= Madeleine Moua =

French Polynesian dance troupe leader

Madeleine Teroroheiarii Moua (5 April 1899 - 16 November 1989) was a French Polynesian dance troupe leader and major choreographer of Tahitian dance. She was the founder of the Heiva troupe. She was descended from the Tahitian royal family.

==Biography==

Moua was born in Papeete and started dancing at the age of six. After becoming a school principal, she wanted to pass on her knowledge. In 1956 she revived Tahitian dance and made it respectable, by founding her dance group, called Heiva. At this time Tahitian dance was called tamure and danced in the disreputable nightclubs of Papeete and had a bad reputation.

In 1956, after having attended Breton and Auvergne folk dances, Moua felt the need to bring traditional Tahitian dance up to date. This is how, when she was director of the Paofai school in Papeete, she set up the first dance group. In 1974 the group toured Australia.

Coco Hotahota joined Heiva from the start before founding Temaeva, a troupe that modernized the tamure. Other members of Heiva included Louise Kimitete, Pauline Morgan, and Joseph Uura. The tuirai festivities restored the old dances and became institutionalized in a festival which was renamed Heiva when French Polynesia became autonomous.

==Posterity==

Coco Hotahota tracked down former troop leaders and collected their knowledge, then exported it overseas. Thus the initiative of Madeleine Moua took on considerable proportions.

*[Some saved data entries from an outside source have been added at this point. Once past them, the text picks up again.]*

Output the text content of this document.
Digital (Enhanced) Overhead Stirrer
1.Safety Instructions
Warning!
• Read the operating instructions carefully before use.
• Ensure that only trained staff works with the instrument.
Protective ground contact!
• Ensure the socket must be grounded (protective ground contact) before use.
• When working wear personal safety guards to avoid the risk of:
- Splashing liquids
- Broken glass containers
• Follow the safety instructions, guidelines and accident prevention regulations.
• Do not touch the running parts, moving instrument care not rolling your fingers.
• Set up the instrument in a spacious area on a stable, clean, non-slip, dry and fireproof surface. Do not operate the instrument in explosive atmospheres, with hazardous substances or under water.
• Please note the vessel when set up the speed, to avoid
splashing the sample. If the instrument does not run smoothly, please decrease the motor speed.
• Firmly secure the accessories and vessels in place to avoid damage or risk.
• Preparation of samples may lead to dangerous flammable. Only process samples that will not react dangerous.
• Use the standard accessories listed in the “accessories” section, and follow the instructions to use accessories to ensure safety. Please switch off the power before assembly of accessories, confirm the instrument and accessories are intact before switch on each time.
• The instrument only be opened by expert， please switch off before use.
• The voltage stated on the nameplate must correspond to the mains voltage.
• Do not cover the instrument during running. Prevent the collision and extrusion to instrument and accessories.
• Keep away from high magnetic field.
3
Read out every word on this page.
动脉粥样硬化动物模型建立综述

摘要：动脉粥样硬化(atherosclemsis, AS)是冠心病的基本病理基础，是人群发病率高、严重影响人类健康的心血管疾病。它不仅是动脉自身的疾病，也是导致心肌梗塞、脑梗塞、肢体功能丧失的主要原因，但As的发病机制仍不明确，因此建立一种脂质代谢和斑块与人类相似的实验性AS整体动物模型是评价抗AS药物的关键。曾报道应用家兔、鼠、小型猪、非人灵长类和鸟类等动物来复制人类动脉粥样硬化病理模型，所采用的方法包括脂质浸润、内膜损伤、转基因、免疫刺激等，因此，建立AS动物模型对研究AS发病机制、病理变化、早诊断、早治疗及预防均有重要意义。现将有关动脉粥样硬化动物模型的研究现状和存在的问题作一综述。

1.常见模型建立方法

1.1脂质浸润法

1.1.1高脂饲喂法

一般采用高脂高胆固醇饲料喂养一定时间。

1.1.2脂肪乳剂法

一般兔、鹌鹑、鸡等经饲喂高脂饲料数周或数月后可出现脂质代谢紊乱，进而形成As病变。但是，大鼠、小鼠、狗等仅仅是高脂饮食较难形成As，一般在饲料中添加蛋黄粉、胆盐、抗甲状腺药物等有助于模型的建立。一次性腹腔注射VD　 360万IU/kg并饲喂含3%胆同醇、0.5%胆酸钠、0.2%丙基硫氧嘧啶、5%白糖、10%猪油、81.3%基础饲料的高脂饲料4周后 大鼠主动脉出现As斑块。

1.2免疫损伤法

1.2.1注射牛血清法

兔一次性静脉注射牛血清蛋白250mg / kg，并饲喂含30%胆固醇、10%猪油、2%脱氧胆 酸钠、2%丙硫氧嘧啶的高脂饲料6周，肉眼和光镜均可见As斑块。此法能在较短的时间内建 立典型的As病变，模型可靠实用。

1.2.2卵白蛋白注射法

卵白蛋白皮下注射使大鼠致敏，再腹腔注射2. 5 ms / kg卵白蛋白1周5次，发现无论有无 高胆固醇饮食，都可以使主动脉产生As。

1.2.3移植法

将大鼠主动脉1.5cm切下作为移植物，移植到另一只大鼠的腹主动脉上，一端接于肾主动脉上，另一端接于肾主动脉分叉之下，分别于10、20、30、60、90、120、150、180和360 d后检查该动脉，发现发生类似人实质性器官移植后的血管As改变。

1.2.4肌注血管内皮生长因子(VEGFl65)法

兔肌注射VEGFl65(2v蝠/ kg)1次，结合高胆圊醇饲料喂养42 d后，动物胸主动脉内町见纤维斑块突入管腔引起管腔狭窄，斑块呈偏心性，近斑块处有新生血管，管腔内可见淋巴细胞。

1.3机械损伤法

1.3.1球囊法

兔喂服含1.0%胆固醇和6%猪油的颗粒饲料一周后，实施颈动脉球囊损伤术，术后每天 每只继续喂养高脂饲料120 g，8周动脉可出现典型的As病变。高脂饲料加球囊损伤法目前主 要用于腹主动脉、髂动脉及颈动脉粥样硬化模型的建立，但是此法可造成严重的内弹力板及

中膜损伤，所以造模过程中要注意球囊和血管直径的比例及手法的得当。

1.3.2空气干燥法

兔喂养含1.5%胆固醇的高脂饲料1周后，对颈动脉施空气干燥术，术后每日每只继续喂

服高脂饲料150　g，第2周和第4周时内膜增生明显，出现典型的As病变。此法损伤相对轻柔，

Today there are thousands of Tahitian dance schools around the world, particularly in Japan, the United States, Mexico and China . It is to Madeleine Moua that Polynesia owes the rebirth of Tahitian dance which almost disappeared in the 18th century.

In 2016, Tahiti's postal service put her image (and that of fellow dancer Gilles Hollande) on a stamp.

In 2019, she was the subject of a "Portrait of a Woman", a 50-minute feature film directed by Tony Turqem broadcast on Polynésie la 1.